All too often we prefer to ignore the pricking of our conscience when we have sinned.  The World’s position is to say that sin does not exist, full stop! The World says that there is nothing to be ashamed of. The World says, “come back to bed and stop worrying.” But the World is not God, and that is the point.

God is real. He is here in the real world. He is here in the real pain of animals and people just as much as He is in the joys and ecstasies of others. He is in the sorrows as well as the joys and that is how we really experience life. The World promises us a sugar-filled life which is pain free. Not only does it not deliver a pain free life, but our laziness makes us fat and unable to move.

[PAUSE]

Laziness is the sin that prompts us to live life from under the duvet. It is a failure to trust completely in God.

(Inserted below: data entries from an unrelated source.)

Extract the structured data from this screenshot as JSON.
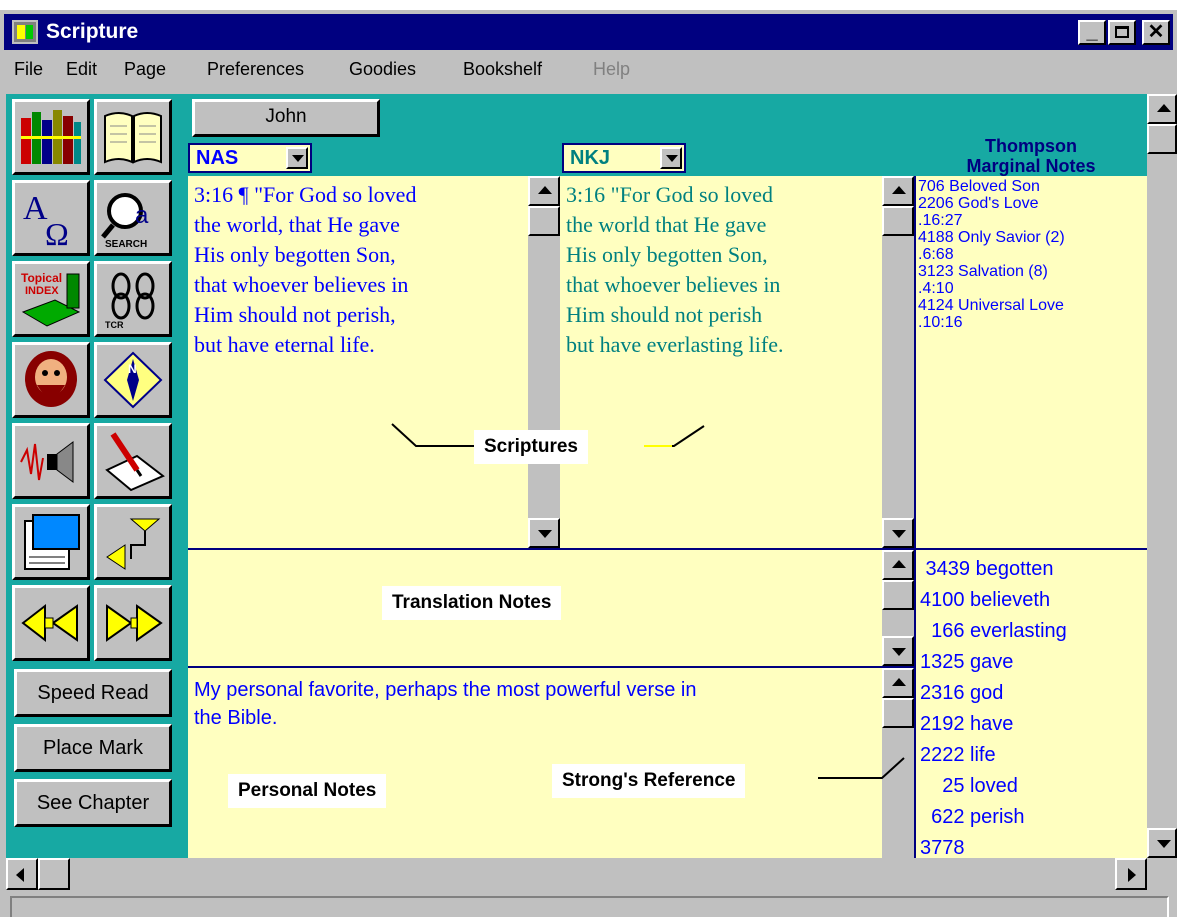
{
  "window": {
    "title": "Scripture"
  },
  "menu": [
    {
      "label": "File",
      "enabled": true
    },
    {
      "label": "Edit",
      "enabled": true
    },
    {
      "label": "Page",
      "enabled": true
    },
    {
      "label": "Preferences",
      "enabled": true
    },
    {
      "label": "Goodies",
      "enabled": true
    },
    {
      "label": "Bookshelf",
      "enabled": true
    },
    {
      "label": "Help",
      "enabled": false
    }
  ],
  "toolbar": {
    "icons": [
      "bookshelf-icon",
      "open-bible-icon",
      "alpha-omega-icon",
      "search-icon",
      "topical-index-icon",
      "tcr-chain-icon",
      "bearded-man-icon",
      "compass-icon",
      "speaker-icon",
      "pen-note-icon",
      "notepad-icon",
      "step-arrow-icon",
      "previous-arrow-icon",
      "next-arrow-icon"
    ],
    "search_label": "SEARCH",
    "topical_label_1": "Topical",
    "topical_label_2": "INDEX",
    "tcr_label": "TCR",
    "speed_read": "Speed Read",
    "place_mark": "Place Mark",
    "see_chapter": "See Chapter"
  },
  "book": "John",
  "translations": {
    "left": "NAS",
    "right": "NKJ"
  },
  "marginal_heading_1": "Thompson",
  "marginal_heading_2": "Marginal Notes",
  "nas_verse": [
    "3:16 ¶ \"For God so loved",
    "the world, that He gave",
    "His only begotten Son,",
    "that whoever believes in",
    "Him should not perish,",
    "but have eternal life."
  ],
  "nkj_verse": [
    "3:16 \"For God so loved",
    "the world that He gave",
    "His only begotten Son,",
    "that whoever believes in",
    "Him should not perish",
    "but have everlasting life."
  ],
  "thompson_notes": [
    "706 Beloved Son",
    "2206 God's Love",
    ".16:27",
    "4188 Only Savior (2)",
    ".6:68",
    "3123 Salvation (8)",
    ".4:10",
    "4124 Universal Love",
    ".10:16"
  ],
  "strongs": [
    " 3439 begotten",
    "4100 believeth",
    "  166 everlasting",
    "1325 gave",
    "2316 god",
    "2192 have",
    "2222 life",
    "    25 loved",
    "  622 perish",
    "3778"
  ],
  "personal_note": [
    "My personal favorite, perhaps the most powerful verse in",
    "the Bible."
  ],
  "callouts": {
    "scriptures": "Scriptures",
    "translation_notes": "Translation Notes",
    "personal_notes": "Personal Notes",
    "strongs_reference": "Strong's Reference"
  },
  "colors": {
    "teal": "#17a9a3",
    "pane": "#ffffc0",
    "title": "#000080",
    "nas_text": "#0000ff",
    "nkj_text": "#008080"
  }
}
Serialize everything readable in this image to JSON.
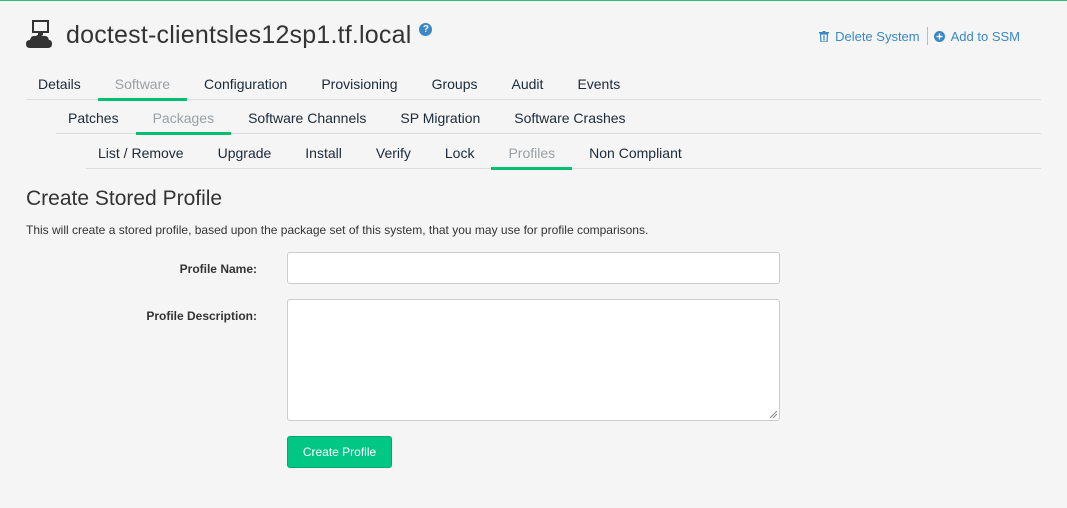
{
  "system": {
    "title": "doctest-clientsles12sp1.tf.local",
    "help_icon": "question-circle-icon"
  },
  "actions": {
    "delete_label": "Delete System",
    "add_label": "Add to SSM"
  },
  "tabs_level1": [
    {
      "label": "Details"
    },
    {
      "label": "Software",
      "active": true
    },
    {
      "label": "Configuration"
    },
    {
      "label": "Provisioning"
    },
    {
      "label": "Groups"
    },
    {
      "label": "Audit"
    },
    {
      "label": "Events"
    }
  ],
  "tabs_level2": [
    {
      "label": "Patches"
    },
    {
      "label": "Packages",
      "active": true
    },
    {
      "label": "Software Channels"
    },
    {
      "label": "SP Migration"
    },
    {
      "label": "Software Crashes"
    }
  ],
  "tabs_level3": [
    {
      "label": "List / Remove"
    },
    {
      "label": "Upgrade"
    },
    {
      "label": "Install"
    },
    {
      "label": "Verify"
    },
    {
      "label": "Lock"
    },
    {
      "label": "Profiles",
      "active": true
    },
    {
      "label": "Non Compliant"
    }
  ],
  "form": {
    "heading": "Create Stored Profile",
    "description": "This will create a stored profile, based upon the package set of this system, that you may use for profile comparisons.",
    "name_label": "Profile Name:",
    "name_value": "",
    "desc_label": "Profile Description:",
    "desc_value": "",
    "submit_label": "Create Profile"
  },
  "colors": {
    "accent": "#00bf6f",
    "link": "#3a88c6",
    "button": "#00c784"
  }
}
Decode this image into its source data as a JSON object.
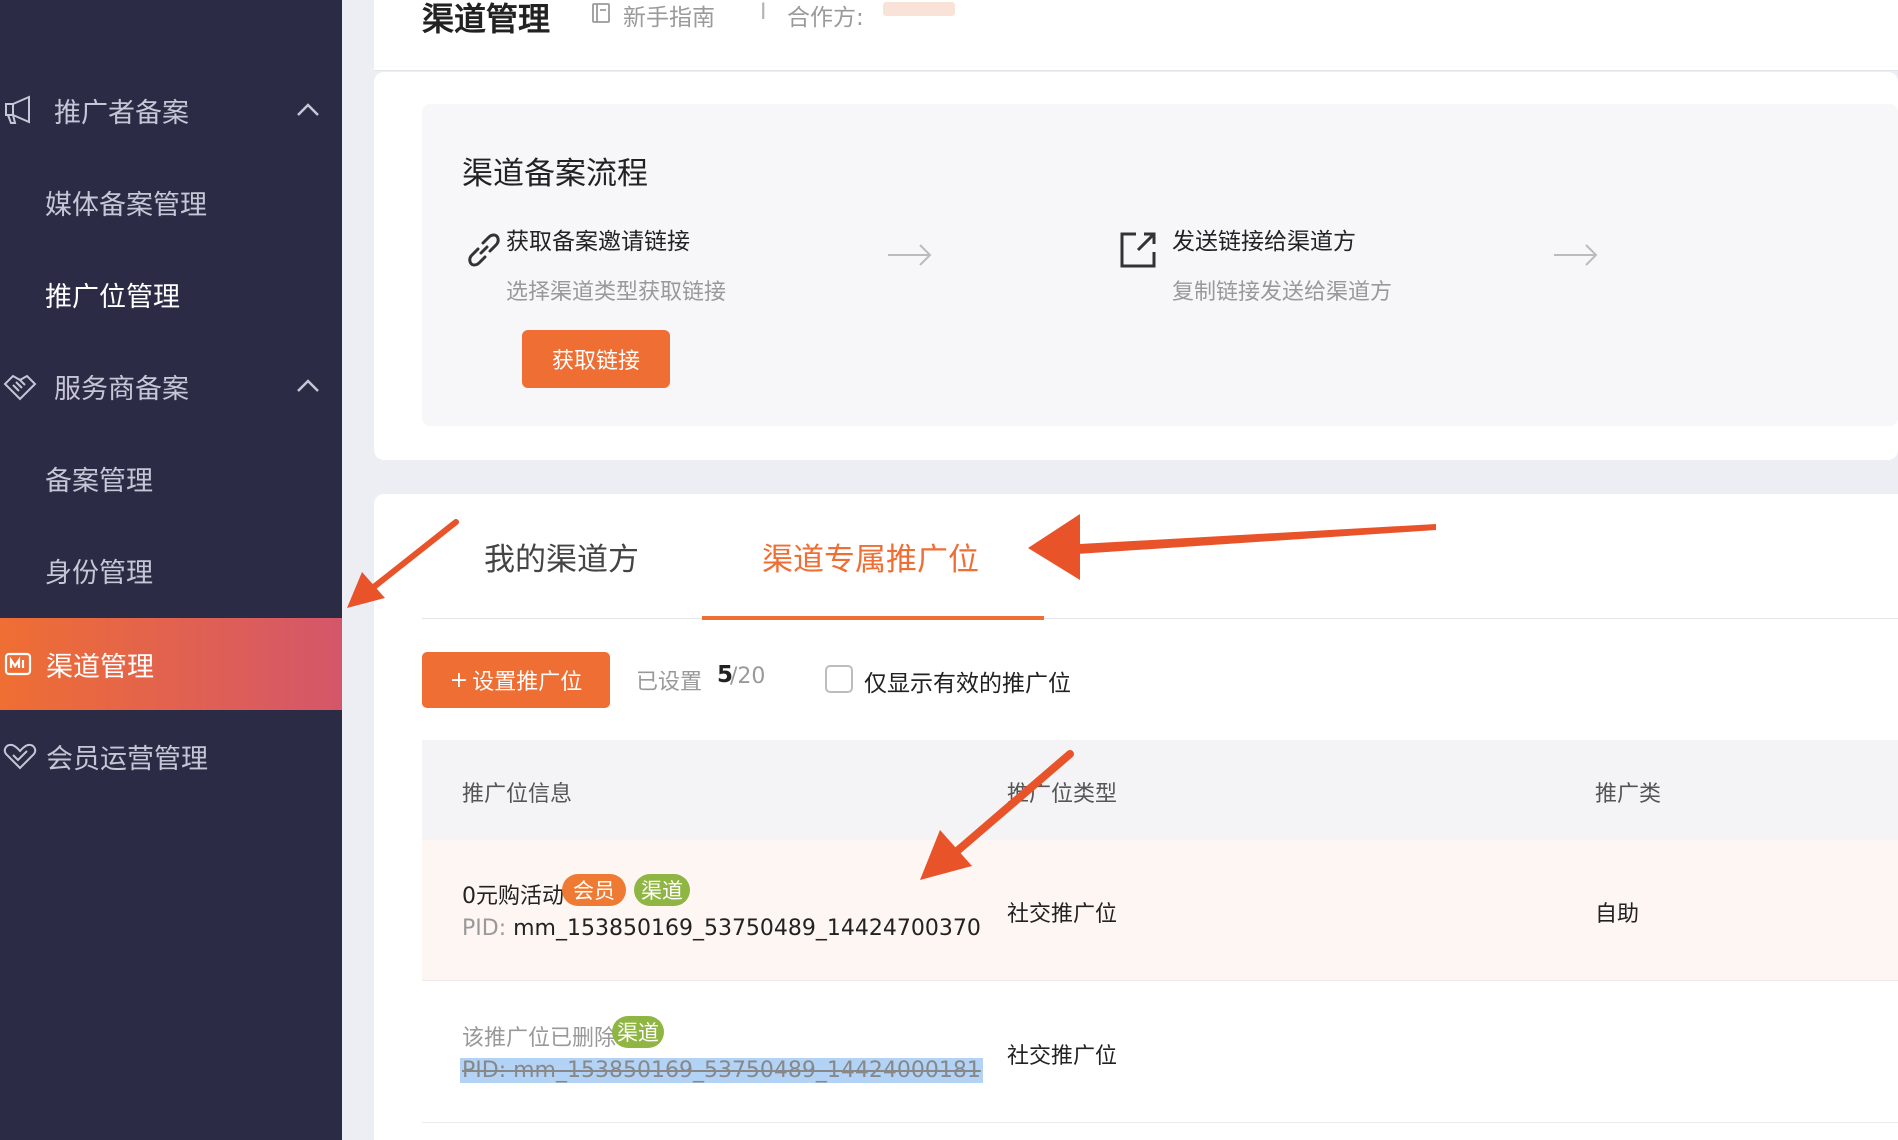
{
  "sidebar": {
    "groups": [
      {
        "label": "推广者备案",
        "icon": "megaphone-icon",
        "items": [
          {
            "label": "媒体备案管理"
          },
          {
            "label": "推广位管理"
          }
        ]
      },
      {
        "label": "服务商备案",
        "icon": "handshake-icon",
        "items": [
          {
            "label": "备案管理"
          },
          {
            "label": "身份管理"
          }
        ]
      }
    ],
    "active": {
      "label": "渠道管理",
      "icon": "channel-icon"
    },
    "member_ops": {
      "label": "会员运营管理",
      "icon": "heart-check-icon"
    }
  },
  "header": {
    "title": "渠道管理",
    "guide_label": "新手指南",
    "separator": "I",
    "partner_label": "合作方:"
  },
  "flow": {
    "title": "渠道备案流程",
    "steps": [
      {
        "title": "获取备案邀请链接",
        "desc": "选择渠道类型获取链接",
        "button": "获取链接",
        "icon": "link-icon"
      },
      {
        "title": "发送链接给渠道方",
        "desc": "复制链接发送给渠道方",
        "icon": "share-icon"
      }
    ]
  },
  "tabs": [
    {
      "label": "我的渠道方"
    },
    {
      "label": "渠道专属推广位"
    }
  ],
  "toolbar": {
    "add_button": "设置推广位",
    "add_plus": "+",
    "count_prefix": "已设置",
    "count_current": "5",
    "count_total": "/20",
    "filter_label": "仅显示有效的推广位"
  },
  "table": {
    "columns": [
      "推广位信息",
      "推广位类型",
      "推广类"
    ],
    "rows": [
      {
        "name": "0元购活动",
        "tags": [
          "会员",
          "渠道"
        ],
        "pid_label": "PID:",
        "pid": "mm_153850169_53750489_14424700370",
        "type": "社交推广位",
        "mode": "自助",
        "deleted": false
      },
      {
        "name": "该推广位已删除",
        "tags": [
          "渠道"
        ],
        "pid_label": "PID:",
        "pid": "mm_153850169_53750489_14424000181",
        "type": "社交推广位",
        "mode": "",
        "deleted": true
      }
    ]
  },
  "colors": {
    "accent": "#ef6e33",
    "sidebar_bg": "#2b2b45",
    "tag_channel": "#8fb543",
    "tag_member": "#ef7a33",
    "annotation": "#e8532a"
  }
}
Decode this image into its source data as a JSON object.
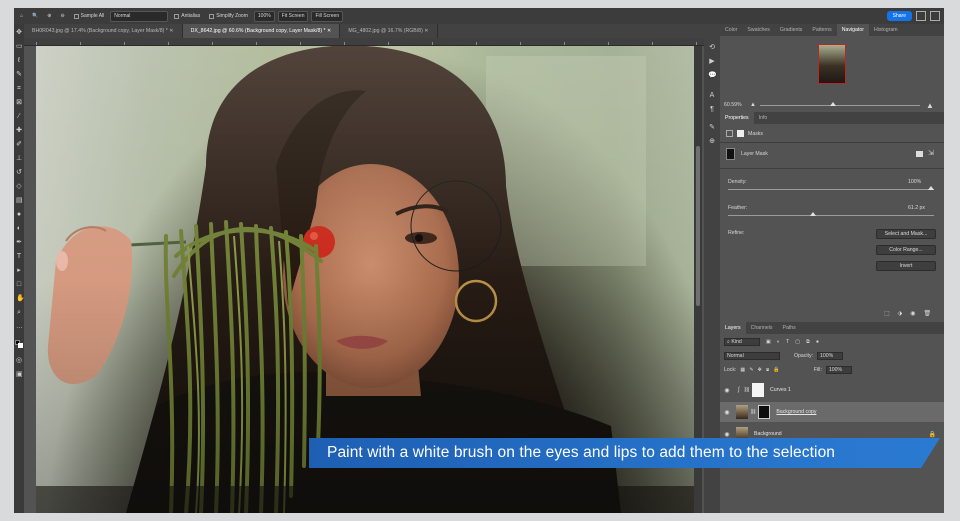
{
  "options_bar": {
    "sample_label": "Sample All",
    "mode_value": "Normal",
    "antialias_label": "Antialias",
    "simplify_zoom_label": "Simplify Zoom",
    "zoom_value": "100%",
    "fit_screen_label": "Fit Screen",
    "fill_screen_label": "Fill Screen",
    "share_label": "Share"
  },
  "tabs": [
    {
      "label": "BH0R043.jpg @ 17.4% (Background copy, Layer Mask/8) *"
    },
    {
      "label": "DX_8642.jpg @ 60.6% (Background copy, Layer Mask/8) *"
    },
    {
      "label": "MG_4802.jpg @ 16.7% (RGB/8)"
    }
  ],
  "panels": {
    "top_tabs": [
      "Color",
      "Swatches",
      "Gradients",
      "Patterns",
      "Navigator",
      "Histogram"
    ],
    "navigator_zoom": "60.59%",
    "properties_tabs": [
      "Properties",
      "Info"
    ],
    "masks_label": "Masks",
    "layer_mask_label": "Layer Mask",
    "density_label": "Density:",
    "density_value": "100%",
    "feather_label": "Feather:",
    "feather_value": "61.2 px",
    "refine_label": "Refine:",
    "refine_buttons": [
      "Select and Mask...",
      "Color Range...",
      "Invert"
    ],
    "layers_tabs": [
      "Layers",
      "Channels",
      "Paths"
    ],
    "kind_label": "Kind",
    "blend_mode": "Normal",
    "opacity_label": "Opacity:",
    "opacity_value": "100%",
    "lock_label": "Lock:",
    "fill_label": "Fill:",
    "fill_value": "100%",
    "layers": [
      {
        "name": "Curves 1"
      },
      {
        "name": "Background copy"
      },
      {
        "name": "Background"
      }
    ]
  },
  "caption": "Paint with a white brush on the eyes and lips to add them to the selection",
  "colors": {
    "accent": "#1473e6",
    "caption_bg": "#2672c9",
    "panel_bg": "#535353"
  }
}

It is a failure to engage with Him in reality and can lead us into worshipping a false god of our own construction. Associated with this is the eighth deadly sin which is only known by its Latin name – acedia. Acedia is the sin of giving up on God, a refusal to be happy, a wallowing in self-pity. This is the soaking-wet duvet of someone who refuses to believe God when He promises Eternal happiness. It is most associated with monks and nuns who find their prayer lives so dry and empty that they give up and fail to persevere.

[PAUSE]

It is easy for us to get discouraged by our sins; they do hurt God and they do hurt us. But this is what Lent has been about. It is our chance to change our attitudes to our property, to ourselves, to others and to God Himself. We are not to run from life in fear of sin, nor to give in to despair because we have sinned and thus give up. He that shall endure to the end shall be saved. If we take away only one lesson from Lent this year, let it be the lesson that we have to keep our Faith alive by dropping the duvet and walking in the cold light of reality, trusting in the active presence of God in our lives.

Let us persevere in prayer. Let us persevere in reading and thinking and talking about God and living a life ruled by Him, trusting in Him to make Life’s agony worth bearing and Life’s joys point to His kindness to us.  How has Our Lenten discipline prepared us for this?